Dr Roland Su is a senior physics lecturer - and hence is someone I have never been taught by this 3 semesters in NUS. Not a person who would frequently knock at the doors of professors, I am not particularly close to any teaching staff in school. But still, I came across a small handful of really student-centred professors in the Faculty of Science. Compared to a big pool of those who are not, these profs really do stand out, and one of them is none other than Dr Roland Su.
My only contact with him was at my student exchange interview. It was a competitive interview with 12 interviewees and 5 interviewers including himself. Dr Su is himself the associate dean for International Student Exchange, the advisor for a residence in NUS, one of the founders of NUS High School...and with all these highest accolades he had never pitted himself at a higher level than his students. Sometimes I'll see him around S16 building at Science, with his wife and his young kids only around 5-year-old. He knows how to enjoy life's simplest pleasures and the last thing I heard from him was at the interview when he mentioned about some vietnamese food he's particularly in love with and would want to go there soon to try it again.
All of a sudden 2 days ago, Dr Roland Su died in the gym in NUS. I couldn't believe it when I saw the email from the science dean's office.

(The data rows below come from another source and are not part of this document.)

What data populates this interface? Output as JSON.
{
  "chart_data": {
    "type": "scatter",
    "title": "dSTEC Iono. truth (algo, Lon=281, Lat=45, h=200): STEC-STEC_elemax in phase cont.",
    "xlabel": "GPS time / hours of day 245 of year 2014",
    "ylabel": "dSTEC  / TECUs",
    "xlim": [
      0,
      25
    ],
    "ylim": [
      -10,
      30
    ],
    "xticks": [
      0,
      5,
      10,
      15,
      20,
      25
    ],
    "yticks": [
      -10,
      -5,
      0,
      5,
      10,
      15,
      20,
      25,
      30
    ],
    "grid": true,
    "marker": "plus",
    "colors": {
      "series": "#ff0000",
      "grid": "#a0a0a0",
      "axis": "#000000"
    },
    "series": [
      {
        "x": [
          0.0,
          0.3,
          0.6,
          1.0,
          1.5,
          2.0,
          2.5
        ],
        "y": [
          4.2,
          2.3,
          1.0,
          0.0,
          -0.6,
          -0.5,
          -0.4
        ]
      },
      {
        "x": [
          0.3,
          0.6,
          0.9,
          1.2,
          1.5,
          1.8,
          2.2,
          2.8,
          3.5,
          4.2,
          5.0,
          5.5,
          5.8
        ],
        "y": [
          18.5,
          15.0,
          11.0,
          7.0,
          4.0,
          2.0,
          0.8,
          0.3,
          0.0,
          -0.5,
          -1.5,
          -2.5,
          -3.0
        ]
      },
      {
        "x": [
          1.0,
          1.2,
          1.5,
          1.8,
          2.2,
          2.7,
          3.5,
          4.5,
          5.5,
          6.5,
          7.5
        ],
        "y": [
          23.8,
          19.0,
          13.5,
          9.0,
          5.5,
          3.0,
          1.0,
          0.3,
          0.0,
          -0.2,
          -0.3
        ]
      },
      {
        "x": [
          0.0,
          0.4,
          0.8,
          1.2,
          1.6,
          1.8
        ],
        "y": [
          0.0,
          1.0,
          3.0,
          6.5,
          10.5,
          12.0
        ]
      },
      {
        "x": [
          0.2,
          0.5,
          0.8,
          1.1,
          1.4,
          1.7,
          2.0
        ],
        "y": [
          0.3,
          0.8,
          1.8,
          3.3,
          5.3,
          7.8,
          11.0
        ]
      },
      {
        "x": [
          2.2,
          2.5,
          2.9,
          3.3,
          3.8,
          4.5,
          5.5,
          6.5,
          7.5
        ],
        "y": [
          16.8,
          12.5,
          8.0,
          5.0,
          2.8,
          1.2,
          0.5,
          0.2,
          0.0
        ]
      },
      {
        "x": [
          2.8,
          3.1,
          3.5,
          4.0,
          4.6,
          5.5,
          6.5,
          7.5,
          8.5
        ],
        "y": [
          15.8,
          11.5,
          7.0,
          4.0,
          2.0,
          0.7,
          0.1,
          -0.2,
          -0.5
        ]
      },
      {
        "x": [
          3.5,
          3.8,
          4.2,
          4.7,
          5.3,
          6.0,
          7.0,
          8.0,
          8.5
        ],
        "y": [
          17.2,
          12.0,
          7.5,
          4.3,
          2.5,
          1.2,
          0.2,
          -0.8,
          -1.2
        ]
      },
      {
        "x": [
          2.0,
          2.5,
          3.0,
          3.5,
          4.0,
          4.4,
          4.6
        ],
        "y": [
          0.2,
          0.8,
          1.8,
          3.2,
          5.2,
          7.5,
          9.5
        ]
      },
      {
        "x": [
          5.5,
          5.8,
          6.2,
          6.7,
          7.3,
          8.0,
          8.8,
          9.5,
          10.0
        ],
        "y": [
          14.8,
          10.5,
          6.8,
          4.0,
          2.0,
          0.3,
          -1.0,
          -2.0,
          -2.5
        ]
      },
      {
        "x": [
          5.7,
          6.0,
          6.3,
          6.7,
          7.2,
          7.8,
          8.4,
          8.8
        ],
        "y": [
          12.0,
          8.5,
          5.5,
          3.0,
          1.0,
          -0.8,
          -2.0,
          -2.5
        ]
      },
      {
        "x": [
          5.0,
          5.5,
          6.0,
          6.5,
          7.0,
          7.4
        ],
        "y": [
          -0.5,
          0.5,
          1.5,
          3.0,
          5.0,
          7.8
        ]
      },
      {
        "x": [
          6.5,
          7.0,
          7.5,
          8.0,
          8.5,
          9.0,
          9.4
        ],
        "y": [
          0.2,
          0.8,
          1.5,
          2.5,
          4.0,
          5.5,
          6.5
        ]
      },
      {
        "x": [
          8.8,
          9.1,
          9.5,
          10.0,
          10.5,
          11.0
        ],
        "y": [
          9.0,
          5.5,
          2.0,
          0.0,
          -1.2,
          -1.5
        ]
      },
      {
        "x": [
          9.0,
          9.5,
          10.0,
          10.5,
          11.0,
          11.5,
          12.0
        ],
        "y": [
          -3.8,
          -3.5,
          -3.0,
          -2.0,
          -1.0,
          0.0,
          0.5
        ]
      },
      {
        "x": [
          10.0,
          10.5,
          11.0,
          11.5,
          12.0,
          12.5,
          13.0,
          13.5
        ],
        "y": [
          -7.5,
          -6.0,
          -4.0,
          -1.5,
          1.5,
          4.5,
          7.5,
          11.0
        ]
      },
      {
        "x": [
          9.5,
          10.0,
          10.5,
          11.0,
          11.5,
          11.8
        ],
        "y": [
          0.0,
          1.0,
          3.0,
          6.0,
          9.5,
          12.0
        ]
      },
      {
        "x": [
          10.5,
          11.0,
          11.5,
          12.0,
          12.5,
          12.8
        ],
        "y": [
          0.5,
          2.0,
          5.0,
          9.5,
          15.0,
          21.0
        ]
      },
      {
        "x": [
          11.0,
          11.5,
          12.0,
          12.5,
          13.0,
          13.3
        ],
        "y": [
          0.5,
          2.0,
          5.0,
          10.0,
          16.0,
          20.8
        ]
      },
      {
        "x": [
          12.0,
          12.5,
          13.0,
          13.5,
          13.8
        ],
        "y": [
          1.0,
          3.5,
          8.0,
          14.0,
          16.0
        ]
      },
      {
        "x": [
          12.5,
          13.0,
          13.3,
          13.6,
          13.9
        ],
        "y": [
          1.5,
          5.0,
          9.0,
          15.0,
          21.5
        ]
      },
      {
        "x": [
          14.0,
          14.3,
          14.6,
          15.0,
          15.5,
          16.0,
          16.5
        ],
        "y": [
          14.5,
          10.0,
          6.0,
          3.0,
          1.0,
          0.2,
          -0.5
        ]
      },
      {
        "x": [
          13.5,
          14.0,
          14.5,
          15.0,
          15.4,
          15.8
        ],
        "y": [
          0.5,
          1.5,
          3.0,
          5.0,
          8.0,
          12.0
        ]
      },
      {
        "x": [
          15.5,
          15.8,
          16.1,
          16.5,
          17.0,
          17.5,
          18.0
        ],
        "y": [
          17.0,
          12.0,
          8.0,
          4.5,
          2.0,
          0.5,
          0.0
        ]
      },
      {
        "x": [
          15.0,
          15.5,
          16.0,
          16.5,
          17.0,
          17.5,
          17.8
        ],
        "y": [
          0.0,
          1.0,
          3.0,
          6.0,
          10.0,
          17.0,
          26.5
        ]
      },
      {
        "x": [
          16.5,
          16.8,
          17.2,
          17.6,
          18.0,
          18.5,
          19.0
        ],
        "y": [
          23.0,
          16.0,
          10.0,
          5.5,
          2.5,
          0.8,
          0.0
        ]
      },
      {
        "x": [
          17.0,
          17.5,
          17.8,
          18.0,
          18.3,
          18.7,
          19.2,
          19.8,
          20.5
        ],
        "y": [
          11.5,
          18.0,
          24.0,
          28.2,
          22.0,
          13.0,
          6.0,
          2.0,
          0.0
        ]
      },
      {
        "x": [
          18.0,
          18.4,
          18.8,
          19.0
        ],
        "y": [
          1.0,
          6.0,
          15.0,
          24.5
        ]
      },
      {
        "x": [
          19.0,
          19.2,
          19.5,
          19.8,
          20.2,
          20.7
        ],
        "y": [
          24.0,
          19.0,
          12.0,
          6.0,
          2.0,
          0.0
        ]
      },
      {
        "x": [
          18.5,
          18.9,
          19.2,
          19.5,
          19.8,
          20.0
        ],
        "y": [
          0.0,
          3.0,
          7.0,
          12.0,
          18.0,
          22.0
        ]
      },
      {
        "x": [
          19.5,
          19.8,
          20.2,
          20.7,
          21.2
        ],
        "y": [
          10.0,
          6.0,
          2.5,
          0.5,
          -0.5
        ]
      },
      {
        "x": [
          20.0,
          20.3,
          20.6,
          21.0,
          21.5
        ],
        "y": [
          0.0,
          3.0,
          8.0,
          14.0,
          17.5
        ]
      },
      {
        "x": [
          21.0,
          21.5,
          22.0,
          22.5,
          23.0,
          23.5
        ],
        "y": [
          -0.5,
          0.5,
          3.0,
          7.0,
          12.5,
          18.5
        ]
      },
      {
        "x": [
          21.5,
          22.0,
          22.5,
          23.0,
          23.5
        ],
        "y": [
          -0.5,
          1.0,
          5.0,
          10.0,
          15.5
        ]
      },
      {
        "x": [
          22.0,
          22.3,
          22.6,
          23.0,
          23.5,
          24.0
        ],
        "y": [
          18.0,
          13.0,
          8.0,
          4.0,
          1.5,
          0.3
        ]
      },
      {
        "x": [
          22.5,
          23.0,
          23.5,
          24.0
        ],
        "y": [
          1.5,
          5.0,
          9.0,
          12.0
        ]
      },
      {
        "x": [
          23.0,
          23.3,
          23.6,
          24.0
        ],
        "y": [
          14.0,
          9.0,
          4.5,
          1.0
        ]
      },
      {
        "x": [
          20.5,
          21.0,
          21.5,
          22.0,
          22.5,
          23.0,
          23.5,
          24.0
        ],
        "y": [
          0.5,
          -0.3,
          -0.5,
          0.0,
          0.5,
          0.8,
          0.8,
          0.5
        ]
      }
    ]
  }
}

After knowing of my successful interview results there were many occasions where I wanted to just go and thank him personally. Many times I see him walk past s16 or the canteen but I just decided to approach him next time - I thought I would definitely meet him again for many more times with issues regarding the exchange procedures. In the end, my word of thanks is still kept here, with me.
Dr Roland Su lived benefiting the lives of many - giving opportunities to whoever's ready to embrace them, and that included me. He died teaching me a lesson - don't ever keep your word of thanks to yourself for too long. In fact, don't ever try to keep it - or you may have to just keep it with you forever... and live to regret.